George C. Papen
Professor, Electrical and Computer Engineering
Professor Papen's initial work in optical components and systems evolved into cross-disciplinary research and publications in a wide range of areas. Early on, he developed novel optical remote sensing systems (lidars), such as one to characterize the upper atmosphere at the South Pole. Multiple grants from NASA funded Papen's work, including demonstration of the first fiber-based lidar system to measure water vapor. His research has also yielded new techniques for reducing an inherent limitation on the amount of power that can be launched within a fiber, either for remote sensing systems or for communications systems; a patent on the technique has been filed, and a startup company created to commercialize the technology.Papen's current research has shifted from remote atmospheric sensing to photonics and fiber optic communications. One project funded by DARPA explores the application of diversity techniques (used most often to combat random signal degradation in "noisy" communication channels) to less-noisy optical computing systems to increase reliability and reduce overall power. He is developing the ECE department's first lab course dedicated to fiber optics. Papen is also interested in distance learning, and is experimenting with methods to let students do experiments remotely by accessing modern lab equipment online.

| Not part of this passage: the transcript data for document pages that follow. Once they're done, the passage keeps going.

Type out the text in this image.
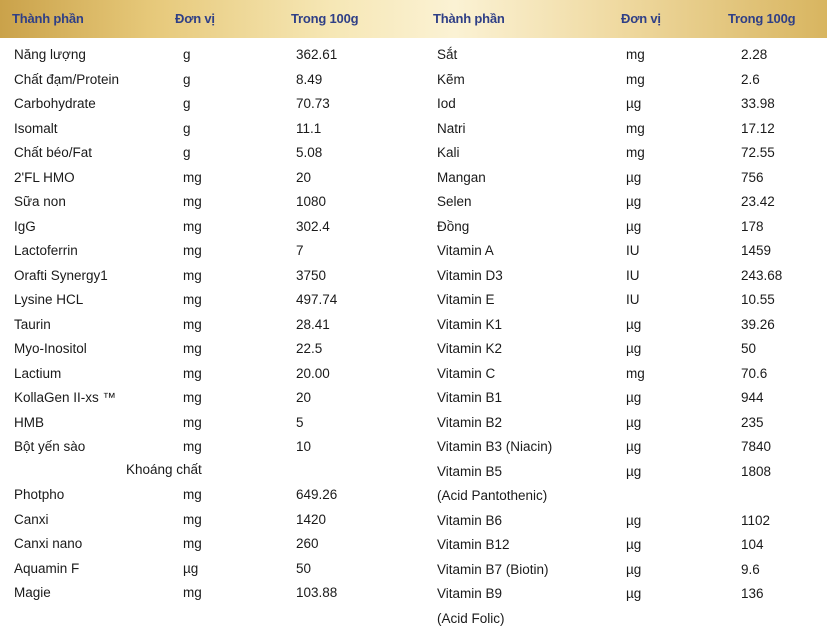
Thành phần	Đơn vị	Trong 100g	Thành phần	Đơn vị	Trong 100g
Năng lượng	g	362.61
Chất đạm/Protein	g	8.49
Carbohydrate	g	70.73
Isomalt	g	11.1
Chất béo/Fat	g	5.08
2'FL HMO	mg	20
Sữa non	mg	1080
IgG	mg	302.4
Lactoferrin	mg	7
Orafti Synergy1	mg	3750
Lysine HCL	mg	497.74
Taurin	mg	28.41
Myo-Inositol	mg	22.5
Lactium	mg	20.00
KollaGen II-xs ™	mg	20
HMB	mg	5
Bột yến sào	mg	10
Photpho	mg	649.26
Canxi	mg	1420
Canxi nano	mg	260
Aquamin F	µg	50
Magie	mg	103.88
Khoáng chất
Sắt	mg	2.28
Kẽm	mg	2.6
Iod	µg	33.98
Natri	mg	17.12
Kali	mg	72.55
Mangan	µg	756
Selen	µg	23.42
Đồng	µg	178
Vitamin A	IU	1459
Vitamin D3	IU	243.68
Vitamin E	IU	10.55
Vitamin K1	µg	39.26
Vitamin K2	µg	50
Vitamin C	mg	70.6
Vitamin B1	µg	944
Vitamin B2	µg	235
Vitamin B3 (Niacin)	µg	7840
Vitamin B5	µg	1808
(Acid Pantothenic)
Vitamin B6	µg	1102
Vitamin B12	µg	104
Vitamin B7 (Biotin)	µg	9.6
Vitamin B9	µg	136
(Acid Folic)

George Papen joined the UCSD faculty in September 2002 from a full professorship at the University of Illinois at Urbana-Champaign. He arrived at UIUC in 1989 after earning his Ph.D. in Electrical and Computer Engineering from the University of Wisconsin. He has been actively involved in professional associations, and chaired recent conferences including the OSA Optical Remote Sensing Conference and High Speed Interconnects within Digital Systems conference, both in 2001. He is a co-holder of three patents.